À noite, a água retorna, acionando turbinas elétricas. O professor relata que mais três dessas usinas estão planejadas para serem construídas nos próximos anos.

Os investimentos em infraestrutura elétrica têm sido substanciais. O Ministério do Meio Ambiente de Portugal prevê gastar cerca de 13 bilhões de euros nos próximos cinco anos.

Preocupações com o meio ambiente

E há ainda outro problema: cada vez mais cidadãos portugueses protestam contra a construção de novos parques eólicos gigantes ou centrais solares de grande porte. Até agora, estes projetos têm sido aprovados e construídos sem muita consideração ao meio ambiente, mesmo em parques naturais. Mas isto deve mudar a longo prazo.

“No geral, apoiamos a construção dos data centers planejados”, sublinha Francisco Ferreira, da organização ambiental Zero. “No entanto, ao construir novas centrais eólicas ou solares, é preciso ter o cuidado de garantir que o ambiente seja o menos afetado possível.”

Embora os data centers representem certamente uma oportunidade para a economia portuguesa ainda frágil, não devem ser construídos às custas da natureza. Em algumas regiões do país já existem demasiadas centrais solares, e a construção de novas linhas de transmissão de energia também deve ser feita da forma mais ambientalmente correta possível.

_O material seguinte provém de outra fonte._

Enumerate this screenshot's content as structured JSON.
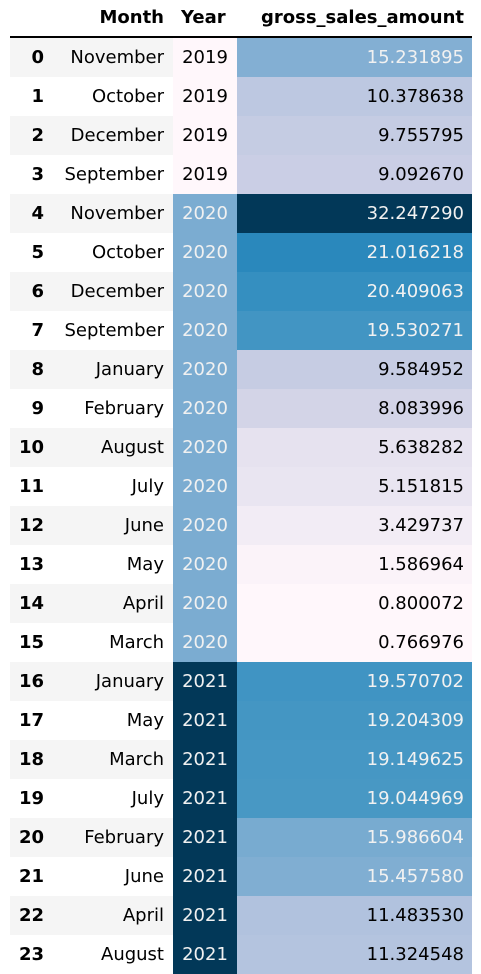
{
  "header": {
    "index": "",
    "month": "Month",
    "year": "Year",
    "gross": "gross_sales_amount"
  },
  "rows": [
    {
      "idx": "0",
      "month": "November",
      "year": "2019",
      "gross": "15.231895",
      "year_bg": "#fff7fb",
      "year_fg": "#000000",
      "gross_bg": "#83afd3",
      "gross_fg": "#f1f1f1"
    },
    {
      "idx": "1",
      "month": "October",
      "year": "2019",
      "gross": "10.378638",
      "year_bg": "#fff7fb",
      "year_fg": "#000000",
      "gross_bg": "#bdc8e1",
      "gross_fg": "#000000"
    },
    {
      "idx": "2",
      "month": "December",
      "year": "2019",
      "gross": "9.755795",
      "year_bg": "#fff7fb",
      "year_fg": "#000000",
      "gross_bg": "#c5cce3",
      "gross_fg": "#000000"
    },
    {
      "idx": "3",
      "month": "September",
      "year": "2019",
      "gross": "9.092670",
      "year_bg": "#fff7fb",
      "year_fg": "#000000",
      "gross_bg": "#cacee5",
      "gross_fg": "#000000"
    },
    {
      "idx": "4",
      "month": "November",
      "year": "2020",
      "gross": "32.247290",
      "year_bg": "#7bacd1",
      "year_fg": "#f1f1f1",
      "gross_bg": "#023858",
      "gross_fg": "#f1f1f1"
    },
    {
      "idx": "5",
      "month": "October",
      "year": "2020",
      "gross": "21.016218",
      "year_bg": "#7bacd1",
      "year_fg": "#f1f1f1",
      "gross_bg": "#2a88bc",
      "gross_fg": "#f1f1f1"
    },
    {
      "idx": "6",
      "month": "December",
      "year": "2020",
      "gross": "20.409063",
      "year_bg": "#7bacd1",
      "year_fg": "#f1f1f1",
      "gross_bg": "#358fc0",
      "gross_fg": "#f1f1f1"
    },
    {
      "idx": "7",
      "month": "September",
      "year": "2020",
      "gross": "19.530271",
      "year_bg": "#7bacd1",
      "year_fg": "#f1f1f1",
      "gross_bg": "#4295c3",
      "gross_fg": "#f1f1f1"
    },
    {
      "idx": "8",
      "month": "January",
      "year": "2020",
      "gross": "9.584952",
      "year_bg": "#7bacd1",
      "year_fg": "#f1f1f1",
      "gross_bg": "#c6cce3",
      "gross_fg": "#000000"
    },
    {
      "idx": "9",
      "month": "February",
      "year": "2020",
      "gross": "8.083996",
      "year_bg": "#7bacd1",
      "year_fg": "#f1f1f1",
      "gross_bg": "#d3d4e7",
      "gross_fg": "#000000"
    },
    {
      "idx": "10",
      "month": "August",
      "year": "2020",
      "gross": "5.638282",
      "year_bg": "#7bacd1",
      "year_fg": "#f1f1f1",
      "gross_bg": "#e6e2ef",
      "gross_fg": "#000000"
    },
    {
      "idx": "11",
      "month": "July",
      "year": "2020",
      "gross": "5.151815",
      "year_bg": "#7bacd1",
      "year_fg": "#f1f1f1",
      "gross_bg": "#e9e5f1",
      "gross_fg": "#000000"
    },
    {
      "idx": "12",
      "month": "June",
      "year": "2020",
      "gross": "3.429737",
      "year_bg": "#7bacd1",
      "year_fg": "#f1f1f1",
      "gross_bg": "#f2ecf5",
      "gross_fg": "#000000"
    },
    {
      "idx": "13",
      "month": "May",
      "year": "2020",
      "gross": "1.586964",
      "year_bg": "#7bacd1",
      "year_fg": "#f1f1f1",
      "gross_bg": "#fbf3f9",
      "gross_fg": "#000000"
    },
    {
      "idx": "14",
      "month": "April",
      "year": "2020",
      "gross": "0.800072",
      "year_bg": "#7bacd1",
      "year_fg": "#f1f1f1",
      "gross_bg": "#fff7fb",
      "gross_fg": "#000000"
    },
    {
      "idx": "15",
      "month": "March",
      "year": "2020",
      "gross": "0.766976",
      "year_bg": "#7bacd1",
      "year_fg": "#f1f1f1",
      "gross_bg": "#fff7fb",
      "gross_fg": "#000000"
    },
    {
      "idx": "16",
      "month": "January",
      "year": "2021",
      "gross": "19.570702",
      "year_bg": "#023858",
      "year_fg": "#f1f1f1",
      "gross_bg": "#4094c3",
      "gross_fg": "#f1f1f1"
    },
    {
      "idx": "17",
      "month": "May",
      "year": "2021",
      "gross": "19.204309",
      "year_bg": "#023858",
      "year_fg": "#f1f1f1",
      "gross_bg": "#4496c3",
      "gross_fg": "#f1f1f1"
    },
    {
      "idx": "18",
      "month": "March",
      "year": "2021",
      "gross": "19.149625",
      "year_bg": "#023858",
      "year_fg": "#f1f1f1",
      "gross_bg": "#4697c4",
      "gross_fg": "#f1f1f1"
    },
    {
      "idx": "19",
      "month": "July",
      "year": "2021",
      "gross": "19.044969",
      "year_bg": "#023858",
      "year_fg": "#f1f1f1",
      "gross_bg": "#4898c4",
      "gross_fg": "#f1f1f1"
    },
    {
      "idx": "20",
      "month": "February",
      "year": "2021",
      "gross": "15.986604",
      "year_bg": "#023858",
      "year_fg": "#f1f1f1",
      "gross_bg": "#78abd0",
      "gross_fg": "#f1f1f1"
    },
    {
      "idx": "21",
      "month": "June",
      "year": "2021",
      "gross": "15.457580",
      "year_bg": "#023858",
      "year_fg": "#f1f1f1",
      "gross_bg": "#80aed2",
      "gross_fg": "#f1f1f1"
    },
    {
      "idx": "22",
      "month": "April",
      "year": "2021",
      "gross": "11.483530",
      "year_bg": "#023858",
      "year_fg": "#f1f1f1",
      "gross_bg": "#b1c2de",
      "gross_fg": "#000000"
    },
    {
      "idx": "23",
      "month": "August",
      "year": "2021",
      "gross": "11.324548",
      "year_bg": "#023858",
      "year_fg": "#f1f1f1",
      "gross_bg": "#b4c4df",
      "gross_fg": "#000000"
    }
  ],
  "colors": {
    "stripe": "#f5f5f5",
    "header_rule": "#000000",
    "text": "#000000",
    "light_text": "#f1f1f1"
  }
}
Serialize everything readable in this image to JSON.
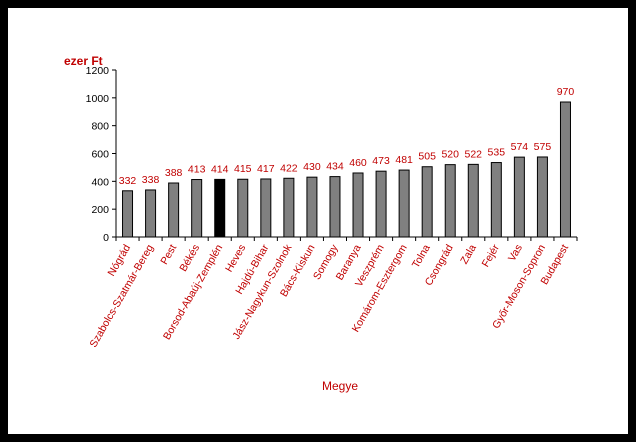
{
  "chart_data": {
    "type": "bar",
    "title": "",
    "ylabel": "ezer Ft",
    "xlabel": "Megye",
    "ylim": [
      0,
      1200
    ],
    "yticks": [
      0,
      200,
      400,
      600,
      800,
      1000,
      1200
    ],
    "grid": false,
    "legend": "none",
    "categories": [
      "Nógrád",
      "Szabolcs-Szatmár-Bereg",
      "Pest",
      "Békés",
      "Borsod-Abaúj-Zemplén",
      "Heves",
      "Hajdú-Bihar",
      "Jász-Nagykun-Szolnok",
      "Bács-Kiskun",
      "Somogy",
      "Baranya",
      "Veszprém",
      "Komárom-Esztergom",
      "Tolna",
      "Csongrád",
      "Zala",
      "Fejér",
      "Vas",
      "Győr-Moson-Sopron",
      "Budapest"
    ],
    "values": [
      332,
      338,
      388,
      413,
      414,
      415,
      417,
      422,
      430,
      434,
      460,
      473,
      481,
      505,
      520,
      522,
      535,
      574,
      575,
      970
    ],
    "highlight_index": 4,
    "colors": {
      "bar": "#808080",
      "highlight": "#000000",
      "labels": "#c00000",
      "axis": "#000000"
    }
  }
}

Para Peças Lopes, isso não seria impossível: “Já realizei um estudo sobre o transporte de eletricidade, em parte, através de cabos submarinos, até os locais onde é necessária. Seria viável e não muito mais dispendioso.”

Bastaria que os políticos dissessem sim, e o contribuinte português acabaria por arcar com a maior parte dos custos da expansão da rede elétrica. Como acontece em todo o mundo, os custos de infraestrutura seriam adicionados ao preço da eletricidade. E o consumidor português médio já paga o dobro por energia em comparação com a indústria.